Sapardi Djoko Damono juga membahas puisi karya Taufik Ismail bertajuk ‘Tentang Sersan Nurkholis’. Begini puisi itu tertulis:


Seorang sersan
Kakinya hilang
Sepuluh tahun yang lalu

Setiap siang
Terdengar siulnya
Di bengkel arloji

Sekali datang
Teman-temannya
sudah orang resmi

dengan senyum ditolaknya
kartu anggota
bekas pejuang

sersan Nurkholis
kakinya hilang
di zaman Revolusi

setiap siang
terdengar siulnya
di bengkel arloji


Taufik Ismail berkisah tentang nasib orang tapi tidak cengeng. Tiada emosi. Ia hanya bercerita. Ada seorang pejuang yang kakinya hilang, tidak mau dianggap sebagai bekas pejuang dan memilih jadi tukang arloji. Hidupnya bahagia karena setiap hari bersiul.

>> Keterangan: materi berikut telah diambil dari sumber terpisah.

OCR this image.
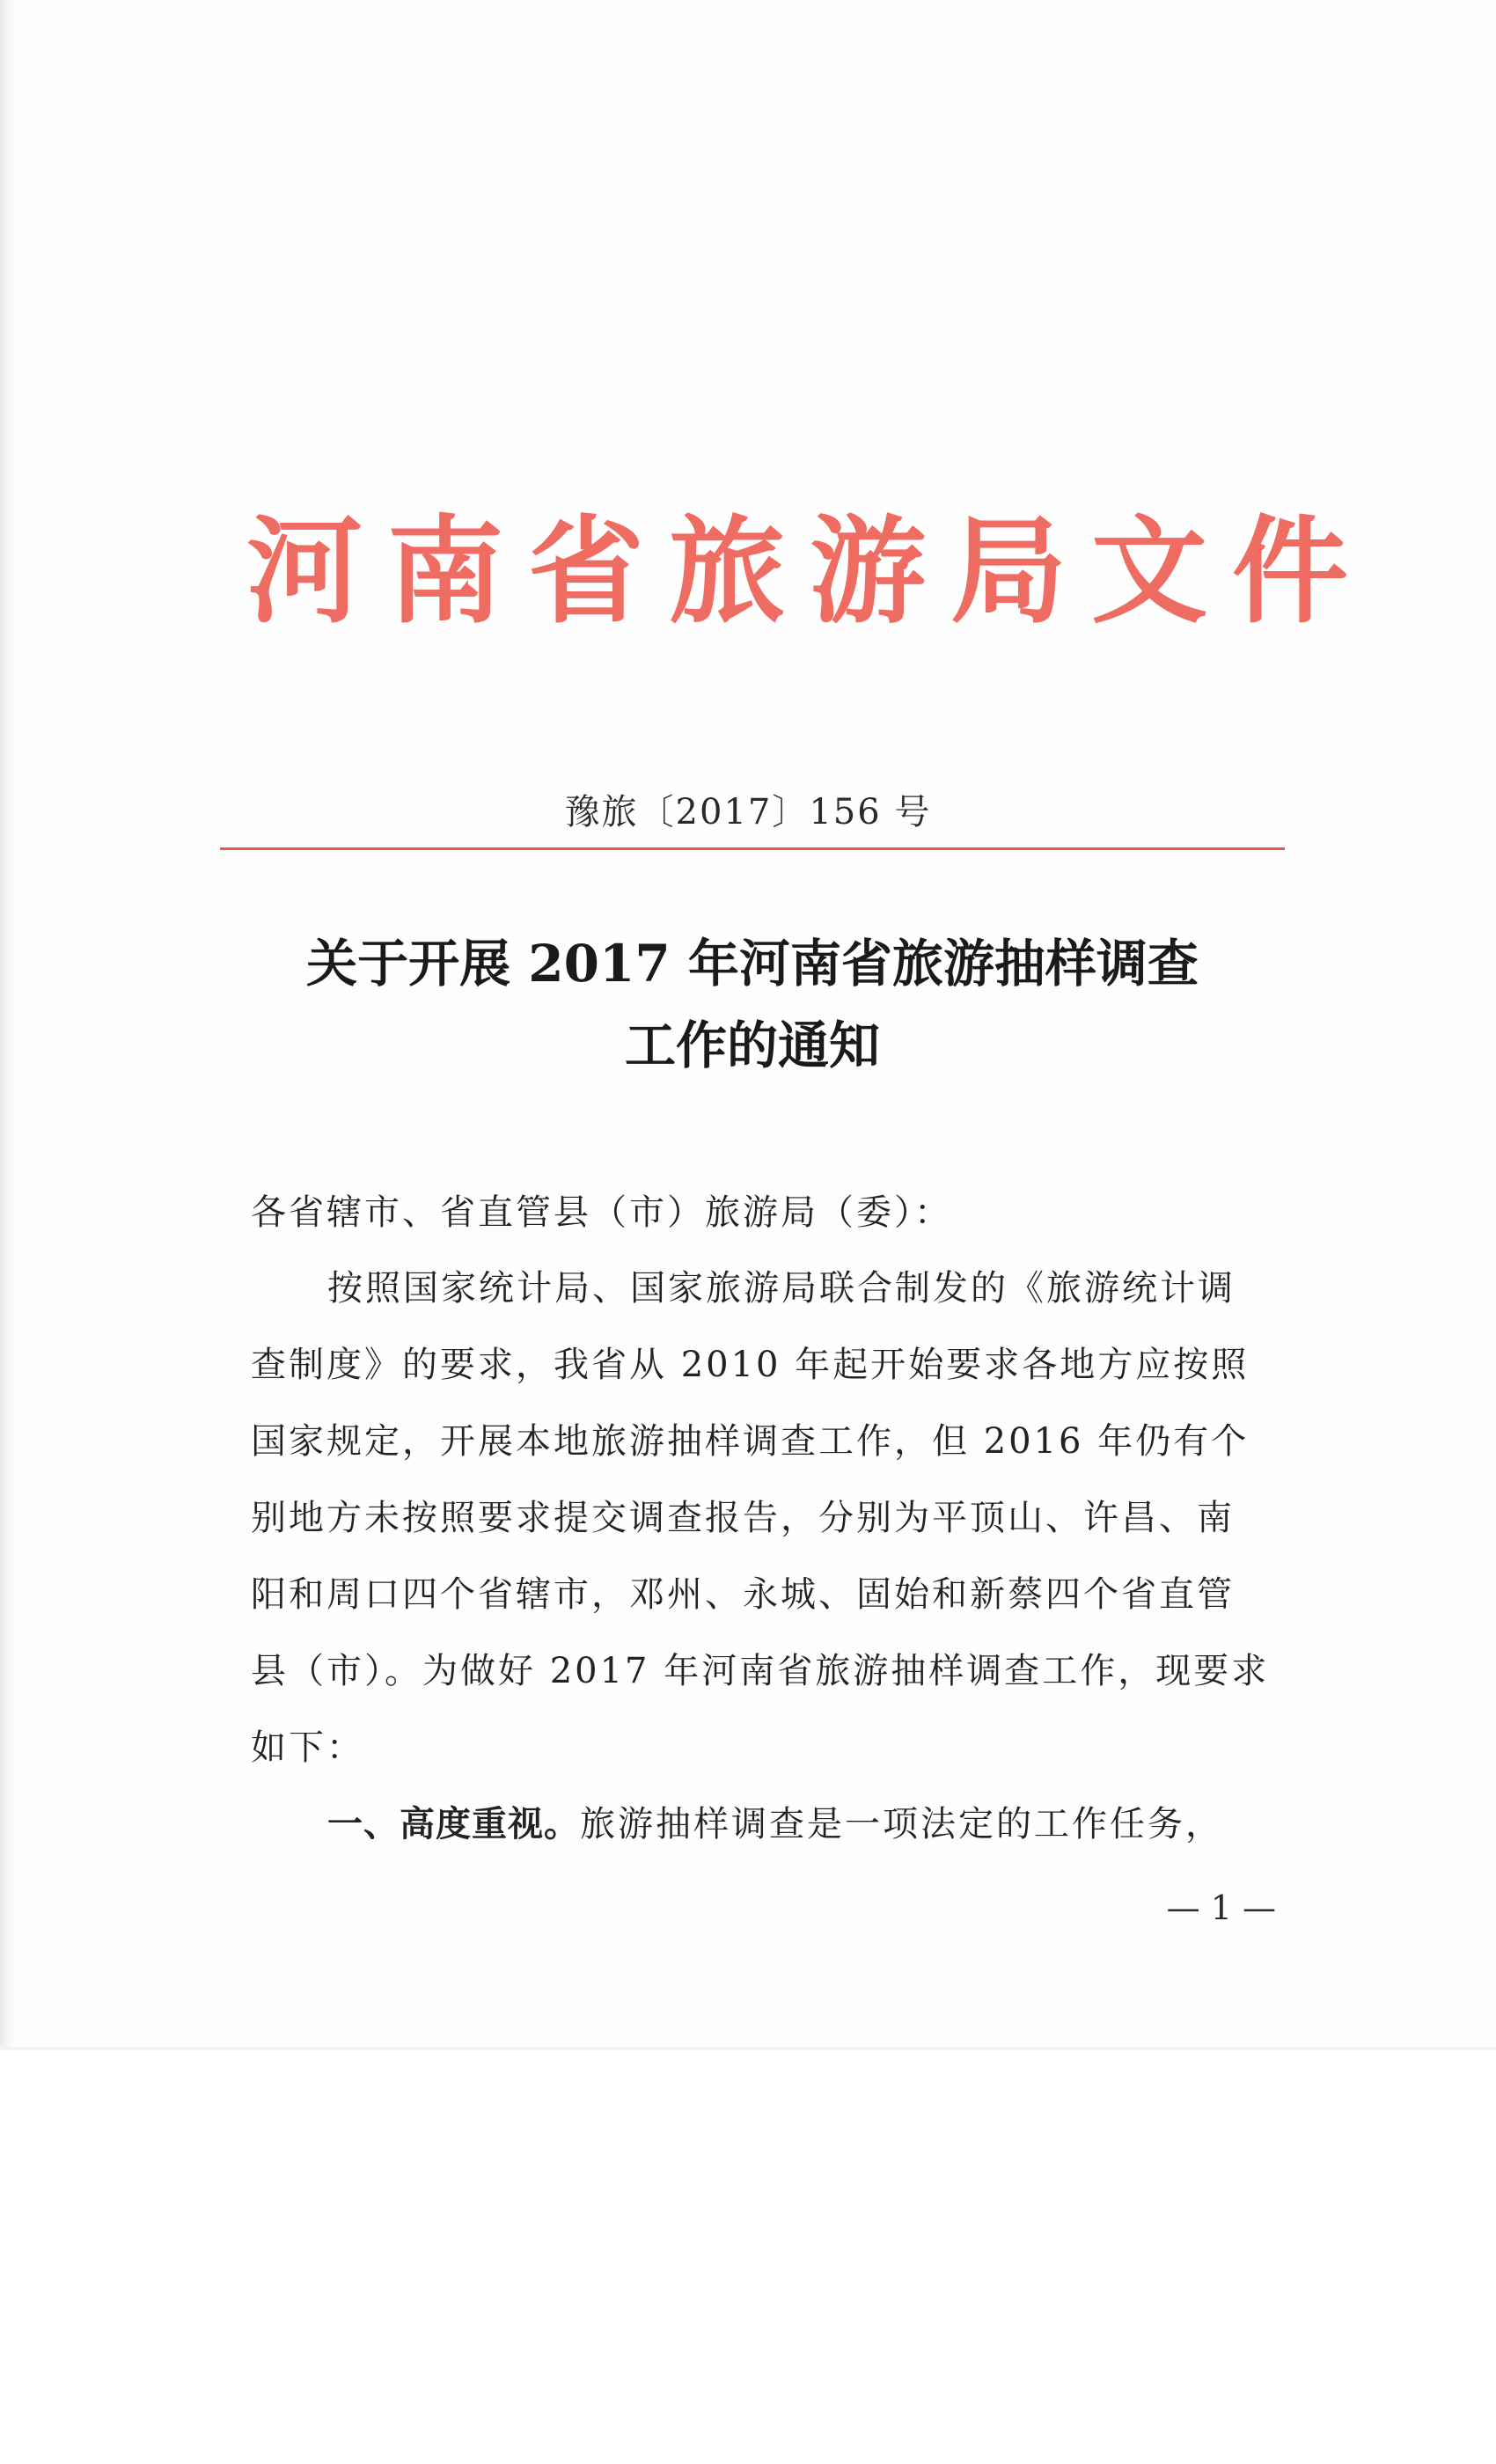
河南省旅游局文件
豫旅〔2017〕156 号
关于开展 2017 年河南省旅游抽样调查
工作的通知
各省辖市、省直管县（市）旅游局（委）：
按照国家统计局、国家旅游局联合制发的《旅游统计调
查制度》的要求，我省从 2010 年起开始要求各地方应按照
国家规定，开展本地旅游抽样调查工作，但 2016 年仍有个
别地方未按照要求提交调查报告，分别为平顶山、许昌、南
阳和周口四个省辖市，邓州、永城、固始和新蔡四个省直管
县（市）。为做好 2017 年河南省旅游抽样调查工作，现要求
如下：
一、高度重视。旅游抽样调查是一项法定的工作任务，
— 1 —
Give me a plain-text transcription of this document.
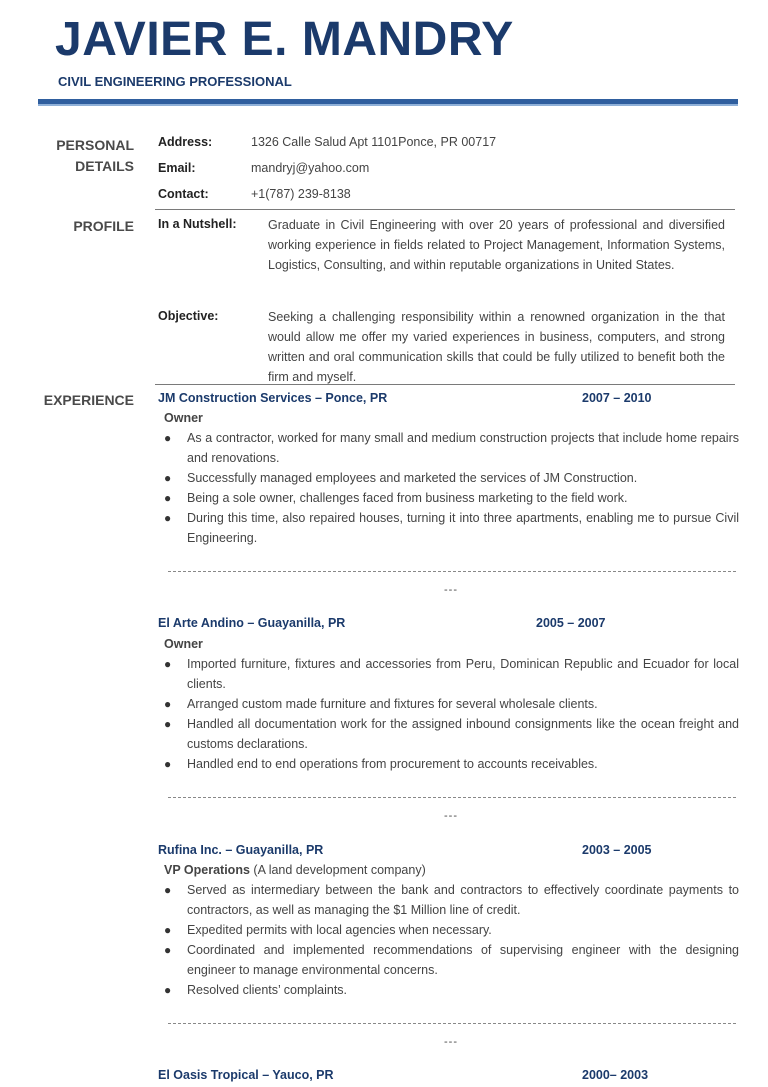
JAVIER E. MANDRY
CIVIL ENGINEERING PROFESSIONAL
PERSONAL
DETAILS
Address:	1326 Calle Salud Apt 1101Ponce, PR 00717
Email:	mandryj@yahoo.com
Contact:	+1(787) 239-8138
PROFILE In a Nutshell:	Graduate in Civil Engineering with over 20 years of professional and diversified working experience in fields related to Project Management, Information Systems, Logistics, Consulting, and within reputable organizations in United States.
Objective:	Seeking a challenging responsibility within a renowned organization in the that would allow me offer my varied experiences in business, computers, and strong written and oral communication skills that could be fully utilized to benefit both the firm and myself.
EXPERIENCE JM Construction Services – Ponce, PR	2007 – 2010
Owner
● As a contractor, worked for many small and medium construction projects that include home repairs and renovations.
● Successfully managed employees and marketed the services of JM Construction.
● Being a sole owner, challenges faced from business marketing to the field work.
● During this time, also repaired houses, turning it into three apartments, enabling me to pursue Civil Engineering.
---
El Arte Andino – Guayanilla, PR	2005 – 2007
Owner
● Imported furniture, fixtures and accessories from Peru, Dominican Republic and Ecuador for local clients.
● Arranged custom made furniture and fixtures for several wholesale clients.
● Handled all documentation work for the assigned inbound consignments like the ocean freight and customs declarations.
● Handled end to end operations from procurement to accounts receivables.
---
Rufina Inc. – Guayanilla, PR	2003 – 2005
VP Operations (A land development company)
● Served as intermediary between the bank and contractors to effectively coordinate payments to contractors, as well as managing the $1 Million line of credit.
● Expedited permits with local agencies when necessary.
● Coordinated and implemented recommendations of supervising engineer with the designing engineer to manage environmental concerns.
● Resolved clients’ complaints.
---
El Oasis Tropical – Yauco, PR	2000– 2003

Sajak semacam itu, kata Sapardi, akan terus dikenang orang. Yang terpenting, dalam sajak, pembaca tidak digurui dan dipaksa penyair untuk memahami syair dengan pemaknaan tunggal. “Saudara sendiri yang menciptakan makna itu. Saudara sendiri yang mereka-reka, mengarang,” katanya. “Saudara diberi kebebasan untuk menafsirkan.”

Untuk belajar dan mengajari anak menulis puisi, Sapardi Djoko Damono tidak menyarankan melakukannya dengan mempelajari banyak teori penulisan puisi. Berikan saja buku puisi dan mintalah mereka membacanya, katanya. Ia sendiri belajar puisi sejak SMA dan banyak membaca buku-buku puisi para penyair seperti W.S Rendra.

Sapardi Djoko Damono dosen di Pascasarjana Fakultas Ilmu Pengetahuan Budaya Universitas Indonesia. Seabrek penghargaan diterimanya. Ia lahir di Surakarta, 20 Maret 1940. Kendati usianya tak lagi muda, ketangkasannya meramu kata masih perkasa. Pada 2009 ia mengeluarkan kumpulan puisi berjudul ‘Kolam’.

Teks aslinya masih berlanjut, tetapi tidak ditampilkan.